End-to-end delay time of EERM vs. the vehicles speed was tested in figure (a). The performance of EERM comparison with other stare-of-the-art algorithms vs. the vehicles number was tested in figure (b)

7 Conclusion

This study presented a dynamic real-time interaction vehicle architecture with effective path estimation supporting the integration between SDN and fog technology as well as providing an energy-efficient and QoS-aware routing technique to get control of fast-frequently fragmentation, premature end of network lifetime, and network bandwidth usage in VANET. It will result in improved overall real-time performance and control of the data dissemination rate across vehicular networks.
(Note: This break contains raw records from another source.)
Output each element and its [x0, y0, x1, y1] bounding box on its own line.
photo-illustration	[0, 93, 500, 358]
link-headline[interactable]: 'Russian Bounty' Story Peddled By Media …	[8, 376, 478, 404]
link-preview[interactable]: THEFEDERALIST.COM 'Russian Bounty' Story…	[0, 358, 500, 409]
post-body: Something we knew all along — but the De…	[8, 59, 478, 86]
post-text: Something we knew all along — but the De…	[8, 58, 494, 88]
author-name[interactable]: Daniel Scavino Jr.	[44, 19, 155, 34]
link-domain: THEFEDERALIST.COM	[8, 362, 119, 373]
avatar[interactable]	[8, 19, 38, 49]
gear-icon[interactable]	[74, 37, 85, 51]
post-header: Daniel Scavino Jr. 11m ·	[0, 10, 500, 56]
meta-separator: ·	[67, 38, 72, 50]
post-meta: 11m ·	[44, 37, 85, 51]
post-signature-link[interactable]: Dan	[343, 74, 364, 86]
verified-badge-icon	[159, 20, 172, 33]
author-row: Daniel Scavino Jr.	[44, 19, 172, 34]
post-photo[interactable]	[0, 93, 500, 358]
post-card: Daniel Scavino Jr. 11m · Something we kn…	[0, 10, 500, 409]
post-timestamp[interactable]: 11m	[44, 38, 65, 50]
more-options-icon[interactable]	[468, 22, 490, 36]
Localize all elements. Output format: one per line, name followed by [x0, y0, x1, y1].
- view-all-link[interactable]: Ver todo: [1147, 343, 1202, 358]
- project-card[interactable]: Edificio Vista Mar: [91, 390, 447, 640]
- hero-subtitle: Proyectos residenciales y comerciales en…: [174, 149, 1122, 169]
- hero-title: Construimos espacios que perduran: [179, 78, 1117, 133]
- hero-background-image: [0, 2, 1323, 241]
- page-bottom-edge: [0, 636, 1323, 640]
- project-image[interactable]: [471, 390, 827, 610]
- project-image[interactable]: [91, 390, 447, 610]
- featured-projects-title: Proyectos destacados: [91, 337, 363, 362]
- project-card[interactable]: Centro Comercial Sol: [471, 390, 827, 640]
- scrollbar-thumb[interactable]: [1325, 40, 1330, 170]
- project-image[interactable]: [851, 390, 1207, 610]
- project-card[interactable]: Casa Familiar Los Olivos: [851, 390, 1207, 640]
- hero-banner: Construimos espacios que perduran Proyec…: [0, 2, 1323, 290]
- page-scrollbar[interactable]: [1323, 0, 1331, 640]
Recently, modern transportation systems posed new challenges related to employing information and communication technology to improve their services. Although exchanging up-to-date information has provided a successful model of intelligent automotive systems, it may raise a problem in network bandwidth, response time, and power consumption. The proposed SDNFoG-IoT architecture can overcome these mentioned problems using the integration of SDN and fog technology to put data transmission rate under control as well as demonstrating a new routing methodology with a mathematical model called EERM to guarantee link quality satisfactory VANET performance in terms of data packet delivery, power consumption, and network throughput. The superiority of the proposed SDNFoG-IoT architecture was investigated in the experimental results, whereby EERM can control routing overhead. Therefore, the EERM impacts both the data packet delivery and the packet loss rate as well as enhancing the whole power consumption and network throughput with a 50% to 60% more than other state-of-the-art routing algorithms.